During the current interglacial the thickness of the GHs on Canadian oceanic margins have responded uniquely since the end of the last glacial. The responses differ based on the combination of position as it controls water depth history and the change in sea bottom temperatures influenced strongly by ocean currents. The effects of glacio-eustatic sea level rise are minor. They last about 2 kyrs and punctuate the longer and predominant effects of sea bottom temperature change which propagates downward into the GH layer. In general, the GH stability zone in the deeper (>1316 m) parts of the Pacific and Atlantic margins has thinned in response primarily to increased water bottom temperatures, but GH remain stable there now and until the end of the current interglacial.

On the shallower (400–500 m) continental shelf the GH stability history is highly variable. On the Pacific Margin shallow GH were completely dissociated prior to 9 kyrs ago, but the effects of subsequent sea level rise reestablished a thin GH stability zone that persists. On the Scotian Shelf GH stability disappeared completely under the influence of the warm Gulf Stream, whereas offshore Labrador the cooling effects of the Labrador current and sea level rise served to increase shallow water GH stability there until nearly the Present.

If future ocean bottom temperatures remain constant the general marine GH characteristics persist to the end of the current interglacial, but if the sea bottom warms there could be a significant reduction to complete loss of GHs, especially from the shallower continental shelf. The interglacial GH thinning rates, both past and future, constrain the range of rates at which carbon may be transferred between the GH and atmosphere-ocean system. The previous annual marine methane release rates are highly variable depending on the setting and sea bottom temperature models. The most significant rate increase occurs where the sea bottom warming is greatest. Where sea bottom temperatures remain constant the rates of methane release are lower, or declining as the system comes to thermal equilibrium. The models suggest that methane is release from marine GHs occurs at a rate that is an order of magnitude faster than that of terrestrial permafrost environments [5,6,9,14]. This, combined with the immensity of the marine gas hydrate carbon reservoir suggests that GH have the potential to contribute to changes in climate-ocean system.

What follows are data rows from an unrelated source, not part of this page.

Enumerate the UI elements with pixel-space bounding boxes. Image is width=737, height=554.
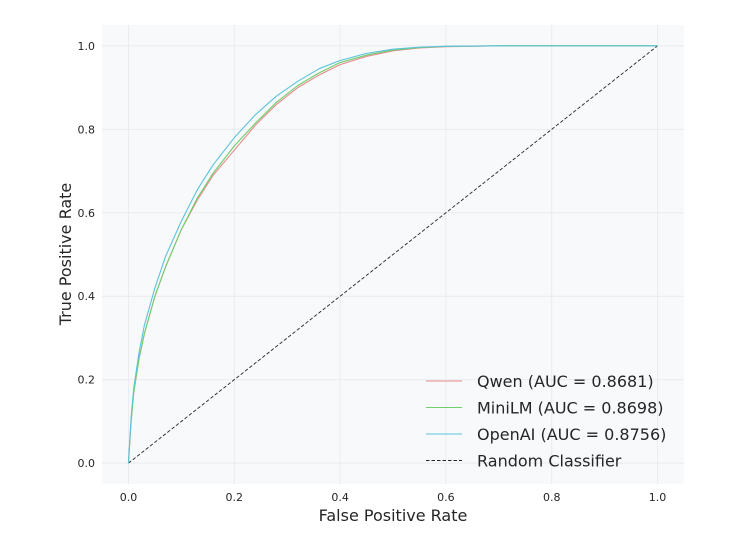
legend-label: Random Classifier [477,452,622,471]
y-tick-label: 0.0 [78,457,96,470]
grid-lines [102,25,684,484]
x-tick-label: 0.2 [226,491,244,504]
series-line-random [128,45,658,464]
y-tick-label: 0.4 [78,290,96,303]
tick-labels: 0.0 0.2 0.4 0.6 0.8 1.0 0.0 0.2 0.4 0.6 0.8 1.0 [78,40,667,504]
x-tick-label: 0.4 [331,491,349,504]
x-tick-label: 0.0 [120,491,138,504]
legend-label: OpenAI (AUC = 0.8756) [477,425,666,444]
y-tick-label: 0.8 [78,123,96,136]
x-tick-label: 0.6 [437,491,455,504]
legend-label: MiniLM (AUC = 0.8698) [477,399,664,418]
y-tick-label: 0.2 [78,374,96,387]
y-tick-label: 1.0 [78,40,96,53]
x-axis-label: False Positive Rate [319,506,468,525]
series-line-openai [127,45,658,464]
x-tick-label: 0.8 [543,491,561,504]
y-axis-label: True Positive Rate [56,183,75,327]
y-tick-label: 0.6 [78,207,96,220]
series-lines [127,45,658,464]
legend: Qwen (AUC = 0.8681) MiniLM (AUC = 0.8698)… [426,372,666,471]
legend-label: Qwen (AUC = 0.8681) [477,372,654,391]
x-tick-label: 1.0 [649,491,667,504]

Our models show that GH stability reacts quickly to water column pressure effects but slowly to sea bottom temperature changes. Therefore it is likely that GH destabilization was both responsive and progressive to sea level fall during glacial intervals, which suggests against a catastrophic GH auto-cyclic control on glacial-interglacial intervals. It is computationally possible; but, unfortunately in no way verifiably, to analyze the interactions and impacts that marine GHs had prior to the current interglacial because of uncertainties in local specific temperature and pressure history constraints. Thus we have the capability, but no confidence, that we can contribute to questions regarding relationships among climate, glacio-eustatic sea level and marine GHSZ without improved temperature and water column histories. Our analysis suggests that models invoking “catastrophic” marine gas hydrate stability changes as a mechanism for climate change or oceanic anoxia are speculative and qualitatively unsupported by our models.